Important

You are viewing the NeMo 2.0 documentation. This release introduces significant changes to the API and a new library, NeMo Run. We are currently porting all features from NeMo 1.0 to 2.0. For documentation on previous versions or features not yet available in 2.0, please refer to the NeMo 24.07 documentation.

Performance#

Traning Performace Results#

We measured the end to end training time of DreamFusions models on RTX-A6000-Ada and H100 cards, Using The following parameters:

Automated Mixed Precision (AMP) for FP16 computation.
The DreamFusion model was trained for 10,000 iterations, 2,000 iterations on the latent space and 8,000 iterations on the RGB space.
DreamFusion-DMTet was finetuned for 5,000 iterations.

Please note that the code provides multiple backend for NeRF, stable diffusion and renderers that were not covered in this table.

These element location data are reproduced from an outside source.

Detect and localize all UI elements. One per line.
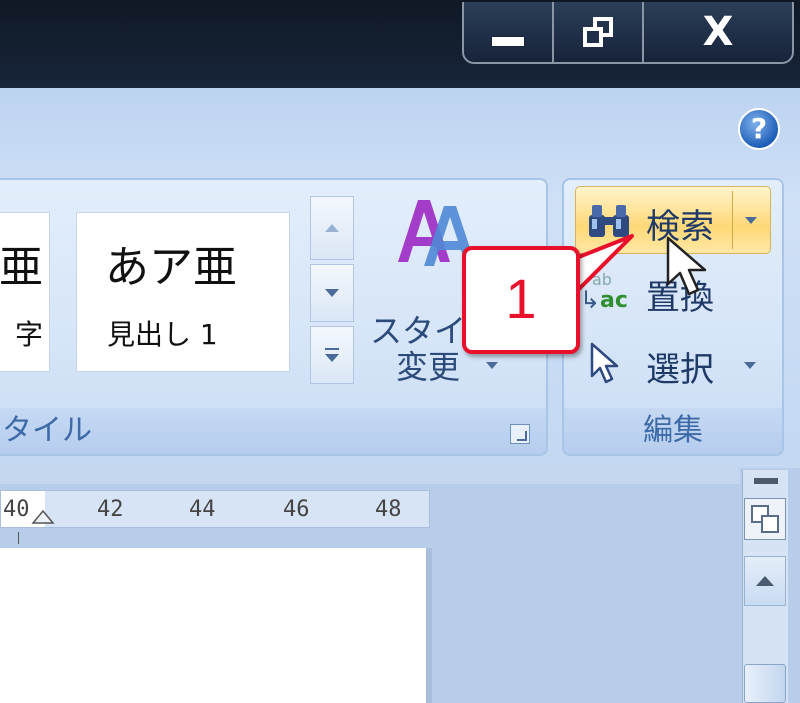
ruler-notch [18,532,19,544]
gallery-scroll-up-button[interactable] [310,196,354,260]
style-name: 見出し 1 [107,318,218,351]
chevron-down-icon[interactable] [745,217,757,224]
page-shadow [426,548,432,703]
expand-gallery-icon [325,348,339,362]
split-handle[interactable] [754,478,778,484]
style-preview: 亜 [0,242,43,293]
style-tile[interactable]: 亜 字 [0,212,50,372]
styles-group-label: タイル [0,408,546,454]
ruler-tick: 46 [283,497,310,522]
document-page[interactable] [0,548,427,703]
pointer-icon [590,342,619,384]
chevron-down-icon [325,289,339,297]
change-styles-label-2: 変更 [396,348,461,386]
indent-marker-icon[interactable] [31,509,55,525]
style-preview: あア亜 [105,242,237,293]
gallery-scroll-down-button[interactable] [310,264,354,322]
chevron-down-icon [744,362,756,369]
ribbon-bottom-edge [0,468,740,484]
ruler-tick: 42 [97,497,124,522]
title-bar: X [0,0,800,88]
select-button[interactable]: 選択 [588,336,778,396]
select-label: 選択 [646,350,714,390]
style-gallery-scroll [310,196,354,386]
style-tile-heading-1[interactable]: あア亜 見出し 1 [76,212,290,372]
close-icon: X [702,9,734,55]
window-controls: X [462,2,794,64]
horizontal-ruler[interactable]: 40 42 44 46 48 [0,490,430,528]
find-split-divider [732,191,733,249]
ruler-tick: 44 [189,497,216,522]
dialog-launcher-icon[interactable] [510,424,530,444]
mouse-cursor-icon [666,236,707,296]
restore-button[interactable] [554,2,644,62]
ruler-tick: 48 [375,497,402,522]
minimize-icon [492,36,524,46]
scroll-up-button[interactable] [744,556,786,606]
view-ruler-button[interactable] [744,498,786,540]
ruler-tick: 40 [3,497,30,522]
gallery-more-button[interactable] [310,326,354,384]
restore-icon [583,17,613,47]
style-name: 字 [14,318,43,351]
chevron-up-icon [756,576,774,586]
help-icon[interactable]: ? [738,108,780,150]
step-callout: 1 [462,246,580,354]
scroll-thumb[interactable] [744,664,786,703]
chevron-up-icon [325,224,339,232]
edit-group-label: 編集 [564,408,782,454]
minimize-button[interactable] [464,2,554,62]
chevron-down-icon [486,362,498,369]
close-button[interactable]: X [644,2,792,62]
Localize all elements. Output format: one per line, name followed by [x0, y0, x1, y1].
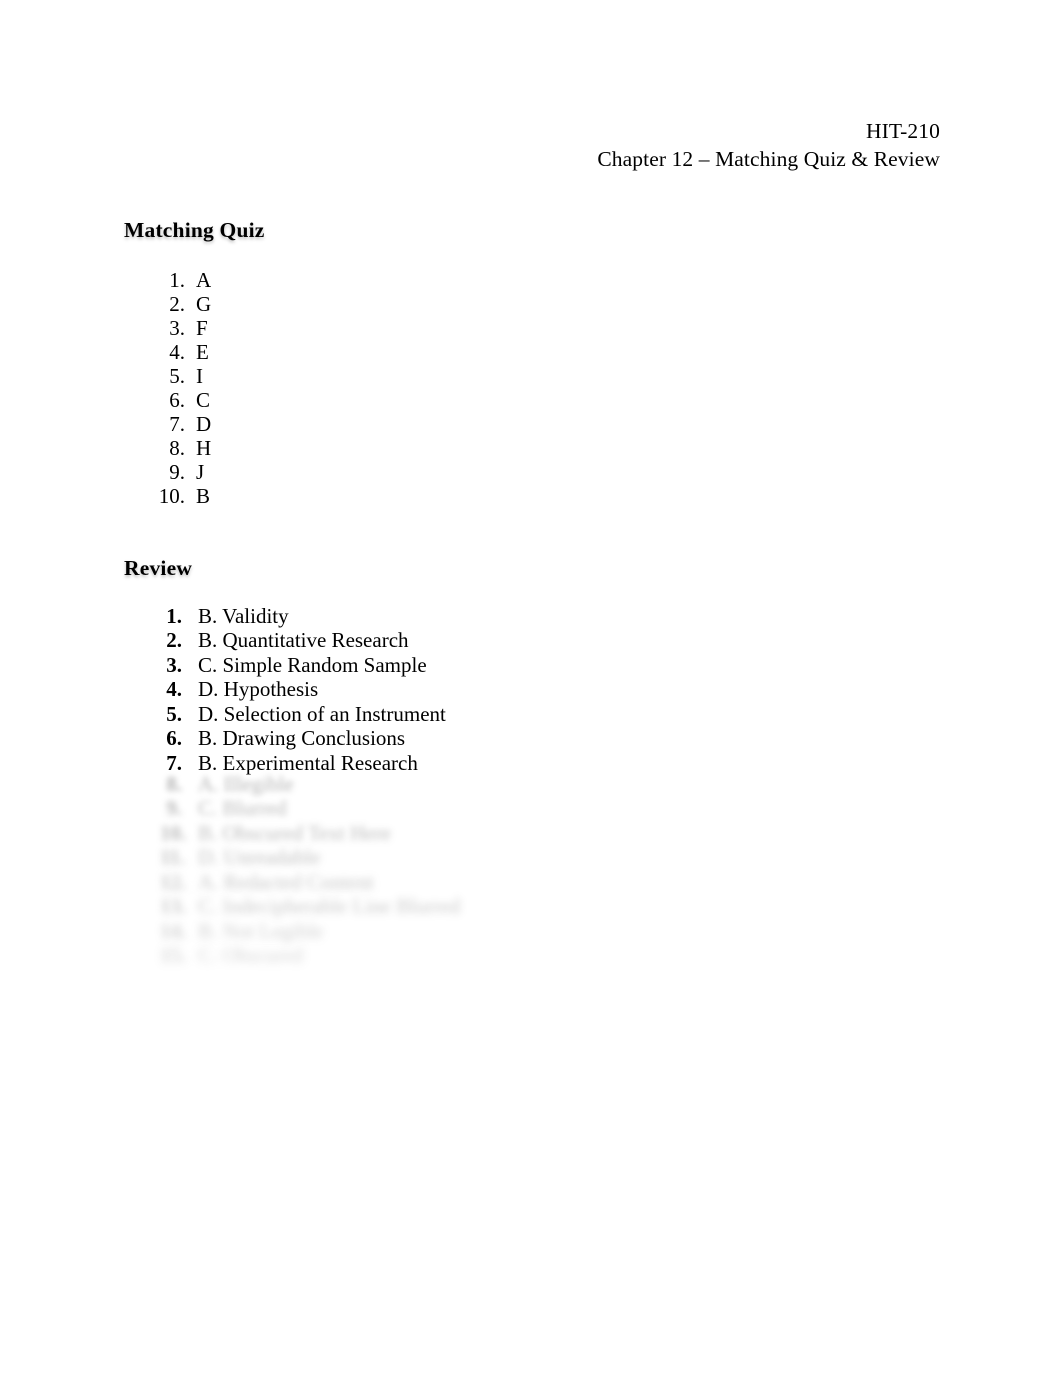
- list-item-number: 4.: [169, 340, 185, 365]
- list-item-number: 9.: [166, 796, 182, 821]
- list-item-answer: D. Selection of an Instrument: [198, 701, 446, 726]
- list-item-number: 1.: [169, 268, 185, 292]
- list-item: 2. B. Quantitative Research: [160, 628, 446, 652]
- list-item-number: 4.: [166, 677, 182, 702]
- list-item: 1. B. Validity: [160, 604, 446, 628]
- list-item: 1. A: [152, 268, 211, 292]
- list-item-number: 3.: [166, 652, 182, 677]
- list-item-answer: A: [196, 268, 212, 292]
- list-item-answer: B. Drawing Conclusions: [198, 726, 406, 751]
- list-item-obscured: 11. D. Unreadable: [160, 845, 460, 869]
- list-item-number: 1.: [166, 604, 182, 628]
- list-item-answer: H: [196, 436, 212, 461]
- list-item-obscured: 15. C. Obscured: [160, 943, 460, 967]
- list-item: 9. J: [152, 460, 211, 484]
- list-item: 6. C: [152, 388, 211, 412]
- list-item-answer: A. Redacted Content: [198, 869, 374, 894]
- list-item-answer: D. Unreadable: [198, 845, 321, 870]
- list-item-answer: B. Validity: [198, 604, 289, 628]
- list-item-answer: J: [196, 460, 205, 485]
- list-item-number: 12.: [160, 869, 187, 894]
- list-item-number: 11.: [160, 845, 186, 870]
- list-item-number: 2.: [169, 292, 185, 317]
- document-header: HIT-210 Chapter 12 – Matching Quiz & Rev…: [597, 118, 940, 174]
- review-list-obscured: 8. A. Illegible 9. C. Blurred 10. B. Obs…: [160, 772, 460, 968]
- list-item-obscured: 14. B. Not Legible: [160, 919, 460, 943]
- list-item-number: 15.: [160, 943, 187, 968]
- list-item-answer: B. Not Legible: [198, 918, 324, 943]
- list-item-number: 7.: [169, 412, 185, 437]
- list-item-answer: G: [196, 292, 212, 317]
- list-item-answer: C: [196, 388, 211, 413]
- list-item-answer: A. Illegible: [198, 772, 294, 796]
- list-item-obscured: 8. A. Illegible: [160, 772, 460, 796]
- list-item-answer: I: [196, 364, 203, 389]
- list-item-answer: B. Quantitative Research: [198, 628, 409, 653]
- list-item-number: 10.: [158, 484, 185, 509]
- list-item-obscured: 10. B. Obscured Text Here: [160, 821, 460, 845]
- list-item: 4. E: [152, 340, 211, 364]
- list-item-number: 13.: [160, 894, 187, 919]
- list-item: 10. B: [152, 484, 211, 508]
- list-item-number: 6.: [166, 726, 182, 751]
- list-item-number: 5.: [166, 701, 182, 726]
- list-item: 3. C. Simple Random Sample: [160, 653, 446, 677]
- list-item-answer: B. Obscured Text Here: [198, 820, 391, 845]
- list-item-answer: E: [196, 340, 209, 365]
- list-item-number: 10.: [160, 820, 187, 845]
- list-item-number: 5.: [169, 364, 185, 389]
- list-item-obscured: 12. A. Redacted Content: [160, 870, 460, 894]
- list-item-answer: B: [196, 484, 211, 509]
- list-item-answer: C. Obscured: [198, 943, 303, 968]
- list-item-answer: F: [196, 316, 208, 341]
- list-item-answer: D. Hypothesis: [198, 677, 319, 702]
- review-heading: Review: [124, 556, 193, 580]
- document-page: HIT-210 Chapter 12 – Matching Quiz & Rev…: [0, 0, 1062, 1377]
- matching-quiz-list: 1. A 2. G 3. F 4. E 5. I 6. C 7. D 8. H: [152, 268, 211, 508]
- list-item: 8. H: [152, 436, 211, 460]
- list-item-obscured: 9. C. Blurred: [160, 796, 460, 820]
- list-item-number: 9.: [169, 460, 185, 485]
- document-subtitle: Chapter 12 – Matching Quiz & Review: [597, 146, 940, 171]
- list-item: 5. I: [152, 364, 211, 388]
- list-item-number: 6.: [169, 388, 185, 413]
- list-item: 6. B. Drawing Conclusions: [160, 726, 446, 750]
- review-list: 1. B. Validity 2. B. Quantitative Resear…: [160, 604, 446, 775]
- list-item: 3. F: [152, 316, 211, 340]
- list-item-number: 8.: [166, 772, 182, 796]
- matching-quiz-heading: Matching Quiz: [124, 218, 265, 242]
- list-item-number: 3.: [169, 316, 185, 341]
- list-item: 5. D. Selection of an Instrument: [160, 702, 446, 726]
- list-item-number: 14.: [160, 918, 187, 943]
- list-item: 2. G: [152, 292, 211, 316]
- list-item-answer: C. Simple Random Sample: [198, 652, 427, 677]
- list-item-obscured: 13. C. Indecipherable Line Blurred: [160, 894, 460, 918]
- course-code: HIT-210: [866, 119, 940, 143]
- list-item-number: 2.: [166, 628, 182, 653]
- list-item: 7. D: [152, 412, 211, 436]
- list-item: 4. D. Hypothesis: [160, 677, 446, 701]
- list-item-number: 8.: [169, 436, 185, 461]
- list-item-answer: C. Blurred: [198, 796, 287, 821]
- list-item-answer: C. Indecipherable Line Blurred: [198, 894, 461, 919]
- list-item-answer: D: [196, 412, 212, 437]
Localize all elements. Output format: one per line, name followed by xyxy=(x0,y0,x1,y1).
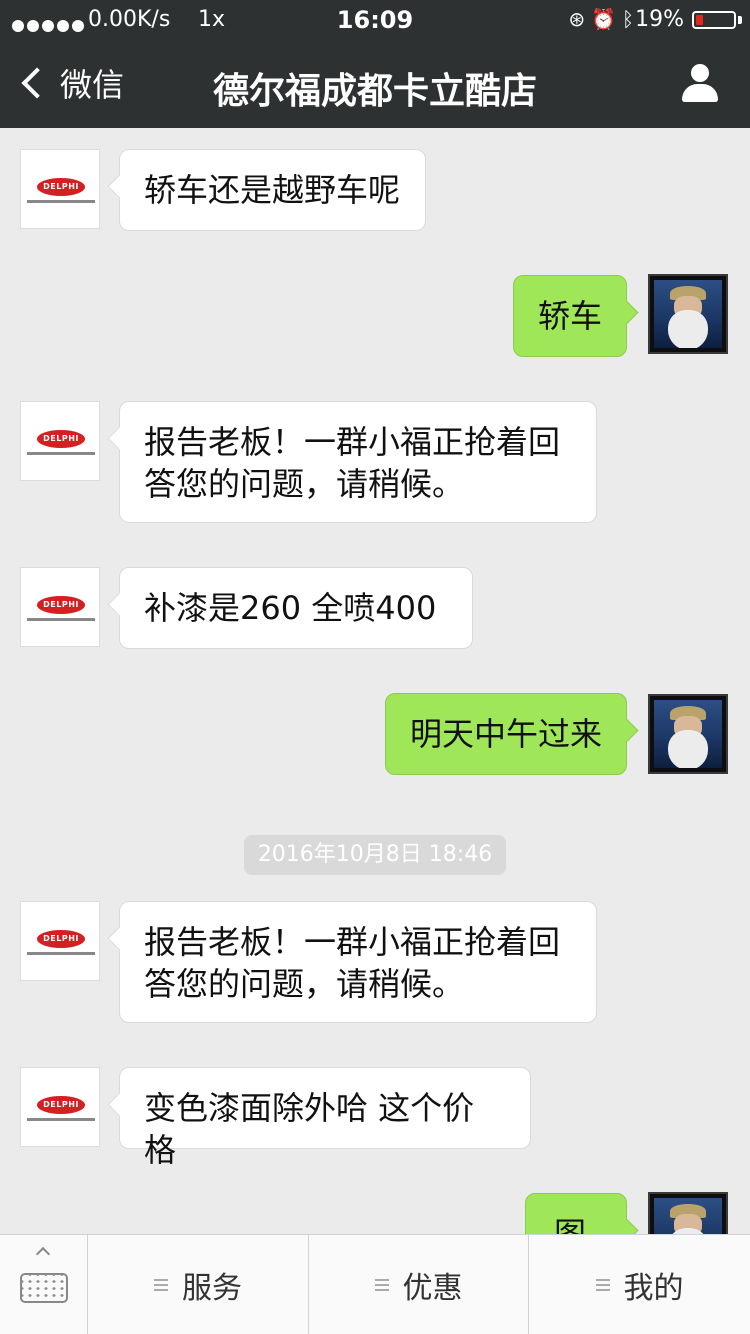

Model	GPU Model	Num GPUs	Batch Size Per GPU	NeRF backend	Rendering backend	Stable Diffusion backend	Train time [sec]
DreamFusion	H100	1	1	TorchNGP	TorchNGP	NeMo	1327 (*)
DreamFusion	RTX A6000	1	1	TorchNGP	TorchNGP	NeMo	990
DreamFusion-DMTet	H100	1	1	TorchNGP	TorchNGP	NeMo	699 (*)
DreamFusion-DMTet	RTX A6000	1	1	TorchNGP	TorchNGP	NeMo	503

Note

There is a performance bug with UNet attention layers that is affecting H100 performance. This issue will be solved in an upcoming release.